The two brothers were on the run after being identified as suspects in Monday's Boston Marathon bombing where three people were killed and almost 200 more were wounded.

Related Story: Captured: Second Boston Bombing Suspect Caught. It includes our Friday Newswatch reports with more background on the brothers and insight into what may have influenced their actions.

The brothers also are suspects in the death of  MIT campus safety officer Sean Collier.

They allegedly shot and killed him in an ambush then stole a car. Then they reportedly led officers on a chase that ended in a firefight that included guns and explosives.

Watertown Police Chief Edward Deveau says the suspects admitted to their carjacking victim they bombed Monday's race and killed a police officer.

A car chase and shootout ensued when a Watertown officer saw the two brothers in different cars and followed them.

The suspects exchanged gunfire with police, wounding a transit officer and tossing a bomb and two hand grenades.

Deveau says Tamerlan Tsarnaev ran out of ammunition and police tackled him, before Dzhokhar Tsarnaev drove the carjacking victim's Mercedes toward them.

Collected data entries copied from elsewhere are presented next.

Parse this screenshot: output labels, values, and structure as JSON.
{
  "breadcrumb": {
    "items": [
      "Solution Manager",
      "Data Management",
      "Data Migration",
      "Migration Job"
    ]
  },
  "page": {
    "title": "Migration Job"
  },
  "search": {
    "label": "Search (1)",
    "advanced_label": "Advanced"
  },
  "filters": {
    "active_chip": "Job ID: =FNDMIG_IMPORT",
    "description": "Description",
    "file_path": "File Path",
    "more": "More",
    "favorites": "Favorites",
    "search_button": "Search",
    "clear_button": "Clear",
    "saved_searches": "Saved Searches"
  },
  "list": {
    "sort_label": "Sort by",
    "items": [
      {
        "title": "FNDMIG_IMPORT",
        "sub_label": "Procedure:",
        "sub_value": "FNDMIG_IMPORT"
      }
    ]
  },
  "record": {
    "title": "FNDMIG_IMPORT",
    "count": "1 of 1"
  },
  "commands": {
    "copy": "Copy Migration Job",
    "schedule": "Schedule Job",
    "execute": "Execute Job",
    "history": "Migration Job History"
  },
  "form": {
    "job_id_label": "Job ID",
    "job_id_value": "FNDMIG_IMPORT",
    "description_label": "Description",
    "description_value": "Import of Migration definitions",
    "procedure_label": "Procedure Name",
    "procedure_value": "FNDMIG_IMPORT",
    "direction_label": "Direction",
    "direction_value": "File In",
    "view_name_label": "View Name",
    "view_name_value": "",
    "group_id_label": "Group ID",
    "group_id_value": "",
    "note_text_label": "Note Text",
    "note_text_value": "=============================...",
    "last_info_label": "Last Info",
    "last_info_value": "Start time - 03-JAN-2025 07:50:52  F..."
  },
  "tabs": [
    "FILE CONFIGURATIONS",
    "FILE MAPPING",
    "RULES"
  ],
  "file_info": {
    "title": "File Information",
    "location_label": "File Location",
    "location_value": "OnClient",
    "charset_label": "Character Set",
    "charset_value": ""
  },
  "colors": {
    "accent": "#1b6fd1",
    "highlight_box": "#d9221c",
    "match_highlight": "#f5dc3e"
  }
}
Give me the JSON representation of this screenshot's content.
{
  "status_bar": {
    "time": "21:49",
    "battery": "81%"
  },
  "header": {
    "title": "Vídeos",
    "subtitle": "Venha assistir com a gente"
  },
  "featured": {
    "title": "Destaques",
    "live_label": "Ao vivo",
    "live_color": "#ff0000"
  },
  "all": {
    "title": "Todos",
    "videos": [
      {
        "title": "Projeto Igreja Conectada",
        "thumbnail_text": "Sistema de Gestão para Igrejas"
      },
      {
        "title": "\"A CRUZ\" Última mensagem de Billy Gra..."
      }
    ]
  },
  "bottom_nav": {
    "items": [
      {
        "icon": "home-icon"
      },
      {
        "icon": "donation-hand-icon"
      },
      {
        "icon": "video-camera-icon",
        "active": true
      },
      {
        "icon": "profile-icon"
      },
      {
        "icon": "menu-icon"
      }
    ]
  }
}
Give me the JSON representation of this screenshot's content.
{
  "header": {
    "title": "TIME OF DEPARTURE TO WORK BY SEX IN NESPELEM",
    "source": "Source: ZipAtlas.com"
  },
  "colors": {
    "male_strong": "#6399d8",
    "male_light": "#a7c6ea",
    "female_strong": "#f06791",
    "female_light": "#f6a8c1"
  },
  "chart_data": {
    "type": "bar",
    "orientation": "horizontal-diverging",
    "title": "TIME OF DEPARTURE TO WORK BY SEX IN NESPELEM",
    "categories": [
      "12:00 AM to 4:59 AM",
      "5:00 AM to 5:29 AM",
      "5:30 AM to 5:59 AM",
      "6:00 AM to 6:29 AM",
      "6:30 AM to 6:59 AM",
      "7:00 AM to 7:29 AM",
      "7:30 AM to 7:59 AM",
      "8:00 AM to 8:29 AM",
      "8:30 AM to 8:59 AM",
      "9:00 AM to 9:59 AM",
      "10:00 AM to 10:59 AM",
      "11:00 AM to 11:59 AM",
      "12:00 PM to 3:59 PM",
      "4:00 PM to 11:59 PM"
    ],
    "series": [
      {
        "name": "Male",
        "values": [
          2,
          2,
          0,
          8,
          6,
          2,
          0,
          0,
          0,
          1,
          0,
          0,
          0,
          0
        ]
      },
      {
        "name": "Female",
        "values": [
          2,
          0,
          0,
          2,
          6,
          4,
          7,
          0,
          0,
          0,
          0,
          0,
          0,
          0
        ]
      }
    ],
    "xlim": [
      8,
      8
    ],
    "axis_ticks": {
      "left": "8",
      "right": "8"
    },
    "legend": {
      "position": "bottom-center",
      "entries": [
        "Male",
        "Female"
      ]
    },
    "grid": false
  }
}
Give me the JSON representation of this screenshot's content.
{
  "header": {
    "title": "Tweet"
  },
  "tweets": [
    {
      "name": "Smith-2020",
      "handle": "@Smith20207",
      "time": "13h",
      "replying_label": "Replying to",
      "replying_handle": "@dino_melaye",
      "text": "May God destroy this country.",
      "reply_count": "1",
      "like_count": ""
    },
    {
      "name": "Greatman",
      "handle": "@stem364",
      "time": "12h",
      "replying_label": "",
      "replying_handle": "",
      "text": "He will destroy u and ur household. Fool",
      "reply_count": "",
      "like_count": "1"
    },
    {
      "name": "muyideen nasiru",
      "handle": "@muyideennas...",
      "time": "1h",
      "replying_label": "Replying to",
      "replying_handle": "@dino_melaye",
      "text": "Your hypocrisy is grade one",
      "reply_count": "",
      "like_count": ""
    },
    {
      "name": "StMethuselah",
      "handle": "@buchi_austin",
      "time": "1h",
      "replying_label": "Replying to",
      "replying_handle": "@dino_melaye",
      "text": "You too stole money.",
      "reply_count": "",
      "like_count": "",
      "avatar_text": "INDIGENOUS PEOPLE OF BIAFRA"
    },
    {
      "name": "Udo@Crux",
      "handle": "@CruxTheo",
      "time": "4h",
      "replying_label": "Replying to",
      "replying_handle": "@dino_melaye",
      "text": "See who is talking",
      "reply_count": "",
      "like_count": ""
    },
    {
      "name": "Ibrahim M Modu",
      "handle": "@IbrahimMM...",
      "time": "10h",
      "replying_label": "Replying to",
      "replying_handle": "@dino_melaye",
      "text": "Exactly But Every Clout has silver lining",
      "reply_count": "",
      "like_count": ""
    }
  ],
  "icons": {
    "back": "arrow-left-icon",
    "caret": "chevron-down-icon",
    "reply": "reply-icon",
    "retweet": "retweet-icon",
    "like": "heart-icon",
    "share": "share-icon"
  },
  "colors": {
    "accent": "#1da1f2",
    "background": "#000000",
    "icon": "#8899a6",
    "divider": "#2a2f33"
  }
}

Police dove out of the way and the Mercedes dragged the other suspect's body down the block.

A doctor involved in treating the dead suspect says he had injuries head to toe and all limbs intact when he arrived at the hospital. After 15 minutes of unsuccessful treatment, doctors pronounced him dead.

The older Tsarnaev's clothes had been cut off by emergency responders at the scene, so if he had been wearing a vest with explosives, he wasn't by the time he arrived at the hospital, the doctor said.

An official motive for the marathon bombing attack is still unknown. But the FBI said a foreign government told it in early 2011 about information that Dzhokhar Tsarnaev's older brother, Tamerlan Tsarnaev, was a follower of radical Islam.

According to the FBI, the foreign government said Tamerlan Tsarnaev had changed drastically since 2010 as he prepared to leave the United States to join unspecified underground groups. The FBI says it interviewed him and relatives and didn't find any terrorism activity.

Over the last few days, officials have been examining clues about the suspects' background. The Tsarnaev's are ethnic Chechens who lived in the Dagestan region of southern Russia.

CBN News has reported on the growth of radical Islam in this region of the world. Click here for the report.

The younger Tsarnaev was finally found late Friday evening after authorities lifted a lock-down on the Boston Metro area.

Watertown resident Warren Tolman went outside after that and noticed something different with his boat in his backyard. He lifted the tarp covering it and found Tsarnaev.

"It's unbelievable, I was cooped up in my house for almost the last 24 hours wondering if the guy was in my backyard, if he was in my garage or in my neighborhood."

Much to his surprise that was the case. Tolman found Tsarnaev bloody, wounded, and weak from his gun battle.

So weak, agents and officers say, that they haven't been able to question him.

Police announced via Twitter that  Tsarnaev was in custody: "CAPTURED!!! The hunt is over. The search is done. The terror is over. And justice has won. Suspect in custody."

Residents, who've been on edge all week, say it was the news they'd been waiting to hear.

"It brings a sigh of relief and I think that it really allows us to start the healing process," said Watertown's Heather Budda.

Just blocks away from the bombing sites, students from Boston University gathered after hearing the news.

Wrapped in an American flag, BU student Aaron Wengertsman said, "I'm glad they caught him alive."

Others in Boston and beyond, took to the streets to celebrate. They chanted, "USA! USA!"